Passei por vários universos da fotografia, até chegar no lugar que considero ter sido a minha melhor escolha. A escolha da minha alma, e do meu coração. A missão do meu ofício.

A Fotografia de Família. E a família em seu sentido mais bonito, diverso e amplo.

E com o tempo me vi com o desejo de desenvolver cada vez mais e melhor um jeito de contar estórias através da minha fotografia, e poder gerar um legado de afeto e de memória para as famílias que me honrariam em poder registrar um tempo importante e significativo para elas.

Me encanta saber que esse legado de memória tem muito valor afetivo para eles, assim como para mim.

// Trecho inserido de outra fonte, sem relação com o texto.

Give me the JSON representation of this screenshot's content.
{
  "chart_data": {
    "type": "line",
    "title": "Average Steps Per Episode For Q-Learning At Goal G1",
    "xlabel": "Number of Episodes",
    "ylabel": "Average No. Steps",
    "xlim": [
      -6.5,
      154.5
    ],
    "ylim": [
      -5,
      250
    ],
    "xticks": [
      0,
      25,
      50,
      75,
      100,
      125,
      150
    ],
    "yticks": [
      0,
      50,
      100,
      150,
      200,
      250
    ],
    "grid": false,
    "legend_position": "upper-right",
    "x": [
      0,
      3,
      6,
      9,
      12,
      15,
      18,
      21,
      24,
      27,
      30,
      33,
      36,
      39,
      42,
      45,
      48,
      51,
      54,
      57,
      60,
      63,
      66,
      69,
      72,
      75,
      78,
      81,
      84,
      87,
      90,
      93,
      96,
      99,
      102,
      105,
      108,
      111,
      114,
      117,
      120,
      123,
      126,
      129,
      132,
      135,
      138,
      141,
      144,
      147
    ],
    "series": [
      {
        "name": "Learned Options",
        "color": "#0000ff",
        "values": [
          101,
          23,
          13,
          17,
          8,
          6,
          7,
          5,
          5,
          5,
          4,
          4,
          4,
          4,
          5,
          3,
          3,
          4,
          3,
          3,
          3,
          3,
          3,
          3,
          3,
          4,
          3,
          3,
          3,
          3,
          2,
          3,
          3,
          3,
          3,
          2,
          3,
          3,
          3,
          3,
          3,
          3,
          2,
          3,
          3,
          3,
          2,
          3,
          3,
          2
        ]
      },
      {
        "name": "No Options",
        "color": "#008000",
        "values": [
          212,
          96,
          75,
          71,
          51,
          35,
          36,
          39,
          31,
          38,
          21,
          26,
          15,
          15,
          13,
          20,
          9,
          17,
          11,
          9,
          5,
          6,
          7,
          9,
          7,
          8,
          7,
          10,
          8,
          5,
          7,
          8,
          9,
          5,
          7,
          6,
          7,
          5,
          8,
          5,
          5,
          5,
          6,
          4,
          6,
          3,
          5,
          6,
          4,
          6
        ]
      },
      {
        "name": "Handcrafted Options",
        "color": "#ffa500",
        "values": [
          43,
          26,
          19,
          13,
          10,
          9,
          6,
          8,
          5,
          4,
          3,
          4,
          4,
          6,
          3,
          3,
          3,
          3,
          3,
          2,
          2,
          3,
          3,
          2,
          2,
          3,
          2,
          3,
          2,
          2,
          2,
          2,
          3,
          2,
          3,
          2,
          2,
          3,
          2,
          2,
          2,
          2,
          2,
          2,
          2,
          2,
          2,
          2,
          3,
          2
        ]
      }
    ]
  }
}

A chegada do Projeto – CARTAS AO TEMPO 

Com o passar do tempo, já como fotógrafa de Família  e priorizando um discurso narrativo de estórias, memórias, legados, etc.. ficou claro que precisava encontrar uma forma de entregar meu trabalho que fosse afim a esse discurso. 

Fazer um trabalho de Ensaio de família entregando meus arquivos somente no digital não me parecia a melhor ideia.

Chamei minha irmã, Júlia Braga, que é uma grande parceira e juntas criamos o protótipo do que seria um produto/projeto ideal para a entrega das fotos. 

O “Cartas ao Tempo” é o resultado do nosso trabalho. E a entrega de uma EXPERIÊNCIA.

Era essa a ideia.

Definimos que o álbum ( substituto do tradicional impresso em lâmina) , seria um livro de capa dura. Antigos. Desses que lembram enciclopédias e que garimpamos em sebos.

A base do álbum seriam então os livros, pois falamos de estórias, a partir daí, muitas possibilidades.

Entendemos também, que outros elementos de cunho afetivo poderiam vir a fazer parte .

Era hora de conhecer melhor as estórias das famílias, os gostos, as memórias, as referências, para que , se possível, e quando necessário, outros elementos de memórias afetivas representativos a eles, que não somente nosso trabalho fotográfico, também pudessem compor o produto final.